Trump's campaign manager Corey Lewandowski originally had told the Post the event had raised about $4.5 million -- less than the $6 million originally announced by Trump --=-- because some who'd pledged contributions had backed out. Lewandowski also said all the money had been given out.
Trump had claimed during the fundraiser he'd raised $6 million through a combination of pledges from wealthy friends, the public and $1 million from himself after the splashy telethon-style fundraiser he held in Iowa in January in place of the Fox debate.
But his campaign refused for months to disclose which charities had received the money, leading some news organizations and critics to question whether the money raised was less than he had said.
"It was very unfair that the press treated us so badly," Trump complained.
Trump hadn't appeared to want to keep the donations private when he presented a series of checks to veterans groups at campaign events in the weeks after the fundraiser.

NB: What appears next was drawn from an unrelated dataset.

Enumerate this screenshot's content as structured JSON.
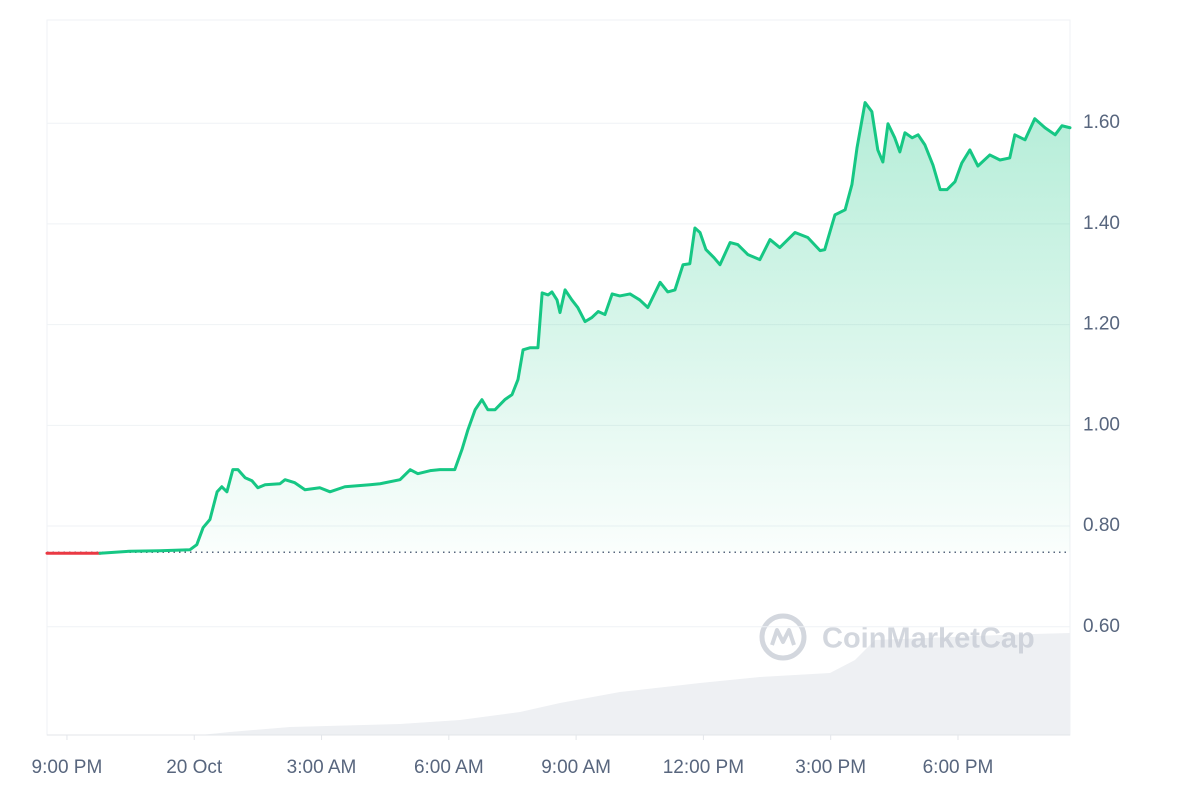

On Jan. 30, just before the Iowa caucuses, he gave a $100,000 check to the Puppy Jake Foundation, which provides service dogs to wounded veterans. Representatives from the foundation, accompanied by several service dogs, accepted the check at the Adler Theater in Davenport, Iowa, where Trump was being interviewed on stage by Jerry Falwell Jr.
The next day, in Council Bluffs, Trump presented another check, also for $100,000, to Partners for Patriots, which also provides service dogs to disabled veterans.
The check presentations trickled off after several days.
On Tuesday, about a dozen local New York veterans protested outside Trump Tower, holding signs such as "Vets vs. Hate."
"Veterans are a very diverse group of people. How dare he suggest we endorse his hateful rhetoric?" said Claude Copeland, 34, who said he had served in Iraq for the Army in 2003.
Said Perry O'Brien, also 34, who served in Afghanistan as a specialist in the Army: "Vets are not for sale. He is demeaning to POWs, Muslims, Mexicans and women who, unlike, Trump, actually sacrificed for their country."
But one of the veterans who joined Trump for his news conference, Al Baldasaro, a New Hampshire state representative, came outside to heckle the anti-Trump vets, calling them "political pawns."